• Toby (11) and Maddie (9) figured out how to make succulent pots out of those hard-to-recycle bottle caps. Photo by David Bell.
A YOUNG brother and sister business duo have found a way to turn hard-to-recycle bottle lids into a sustainable craft business.
Morley kids Toby, 11, and Maddie, 9, have spent months crafting more than a hundred artistic pots for small succulent plants and have now started selling them.
“We got the idea from our nannie,” Maddie says, referring to their environmentally-minded grandmother who taught them the technique.
“We’re doing it to save the environment,” Maddie explains.
Both have inherited a love for the environment in general, and have their favourite animals they want to protect.
“Turtles,” Maddie says.
“Dugongs!” for Toby, a recent favourite that he hopes to see in person on an upcoming family trip to Shark Bay.
Bottle caps are particularly tricky to recycle, and they’re one of the most common plastic items to end up in rivers, oceans, and on beaches.
Toby explains to us that tiny bits of plastic like bottle caps can’t go in your normal recycling bin because the sorting machines can’t handle them: “Anything smaller than your elbow falls through the teeth of the gears.”
So Toby and Maddie have been asking friends and family for their plastic lids: “Thousands” of them so far, mum Chelsea Shaw says.
The first step is giving them a thorough wash until they’re “cleaner than clean” according to nannie’s instructions.
Then they take them to sustainability charity REmida where a specialised bit of machinery grinds them up into tiny flakes.
“Then we get the sandwich press,” Toby says, and layer the flakes in.
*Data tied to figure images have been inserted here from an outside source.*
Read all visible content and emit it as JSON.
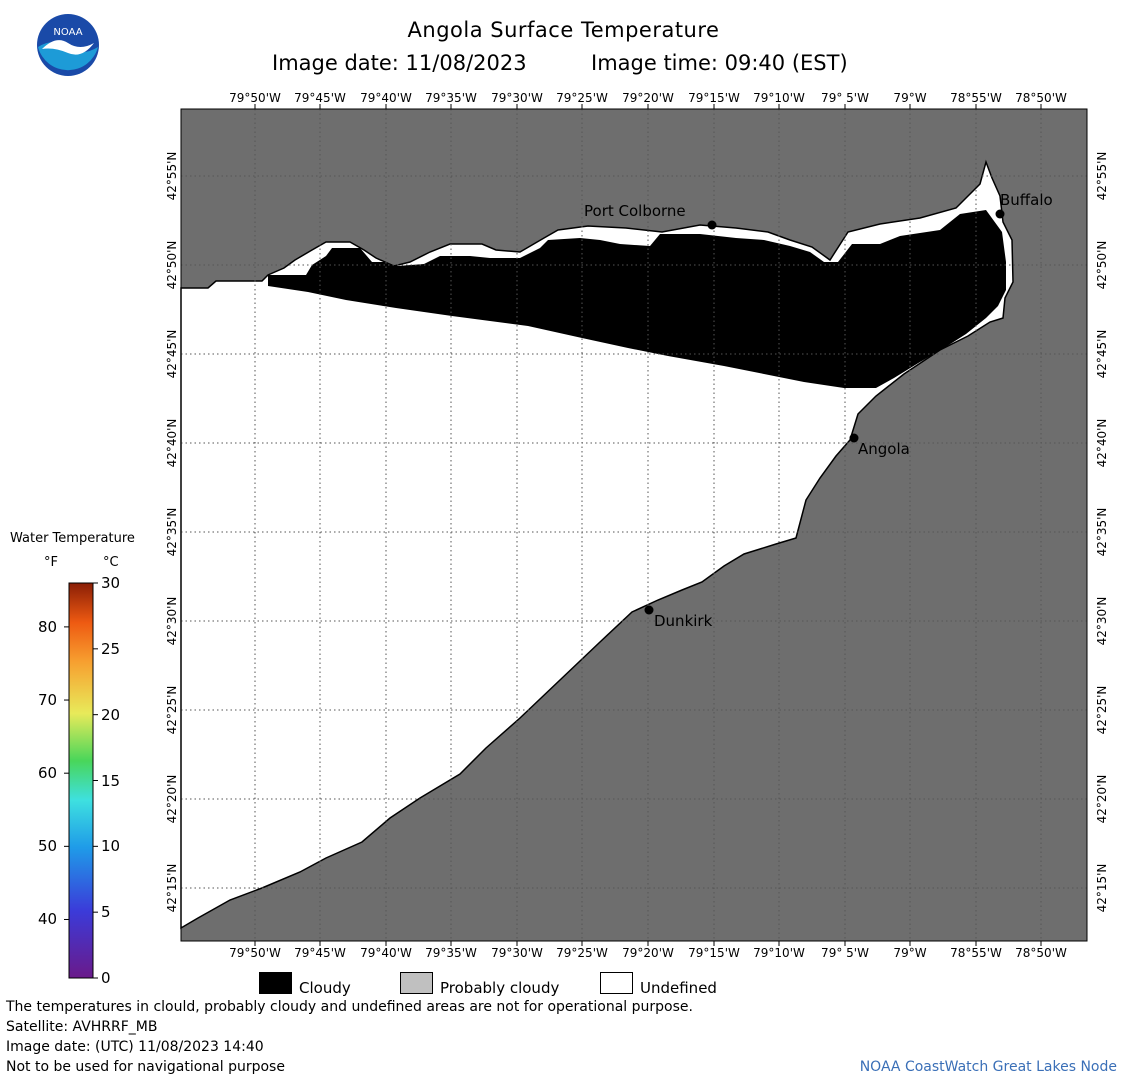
{
  "title": "Angola Surface Temperature",
  "subtitle": {
    "date": "Image date: 11/08/2023",
    "time": "Image time: 09:40 (EST)"
  },
  "logo": {
    "text": "NOAA",
    "colors": {
      "top": "#1a4aa8",
      "bottom": "#1d9bd7",
      "gull": "#ffffff"
    }
  },
  "colors": {
    "land": "#6e6e6e",
    "cloud": "#000000",
    "probably_cloudy": "#c0c0c0",
    "undefined": "#ffffff",
    "credit": "#3a6fb7"
  },
  "lon_labels": [
    "79°50'W",
    "79°45'W",
    "79°40'W",
    "79°35'W",
    "79°30'W",
    "79°25'W",
    "79°20'W",
    "79°15'W",
    "79°10'W",
    "79° 5'W",
    "79°W",
    "78°55'W",
    "78°50'W"
  ],
  "lat_labels": [
    "42°55'N",
    "42°50'N",
    "42°45'N",
    "42°40'N",
    "42°35'N",
    "42°30'N",
    "42°25'N",
    "42°20'N",
    "42°15'N"
  ],
  "cities": {
    "port_colborne": "Port Colborne",
    "buffalo": "Buffalo",
    "angola": "Angola",
    "dunkirk": "Dunkirk"
  },
  "colorbar": {
    "title": "Water Temperature",
    "unit_f": "°F",
    "unit_c": "°C",
    "f_ticks": [
      "80",
      "70",
      "60",
      "50",
      "40"
    ],
    "c_ticks": [
      "30",
      "25",
      "20",
      "15",
      "10",
      "5",
      "0"
    ],
    "f_values": [
      80,
      70,
      60,
      50,
      40
    ],
    "c_values": [
      30,
      25,
      20,
      15,
      10,
      5,
      0
    ],
    "c_range": [
      0,
      30
    ]
  },
  "legend": {
    "cloudy": "Cloudy",
    "probably_cloudy": "Probably cloudy",
    "undefined": "Undefined"
  },
  "footer": {
    "line1": "The temperatures in clould, probably cloudy and undefined areas are not for operational purpose.",
    "line2": "Satellite: AVHRRF_MB",
    "line3": "Image date: (UTC) 11/08/2023  14:40",
    "line4": "Not to be used for navigational purpose",
    "credit": "NOAA CoastWatch Great Lakes Node"
  }
}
They colour coordinate, mixing in blue milk lids, green hilo lids, and a scattering of red coke lids for artistic effect.
Warmed
Then with a cup as a mould the flakes are warmed up until they meld together. For each pot “it’s probably a 13-minute round process,” Toby says. “I timed it once.”
While the collecting, processing, and crafting process has been going on, Toby and Maddie have also been growing succulents to transplant into the finished creations.
Recently they contacted Bayswater Twilight Markets to see if they might be able to get a stall there, and the organisers sponsored them to set up a spot this week.
They’ve branded their project “Sustainable Succulent Creations” and are selling their pots for $6 each or two for $10 – and splitting the proceeds with Bayswater’s Enviro House.
They’ll be at the markets at Bert Wright Park this Friday May 12 from 5pm to 8.30pm.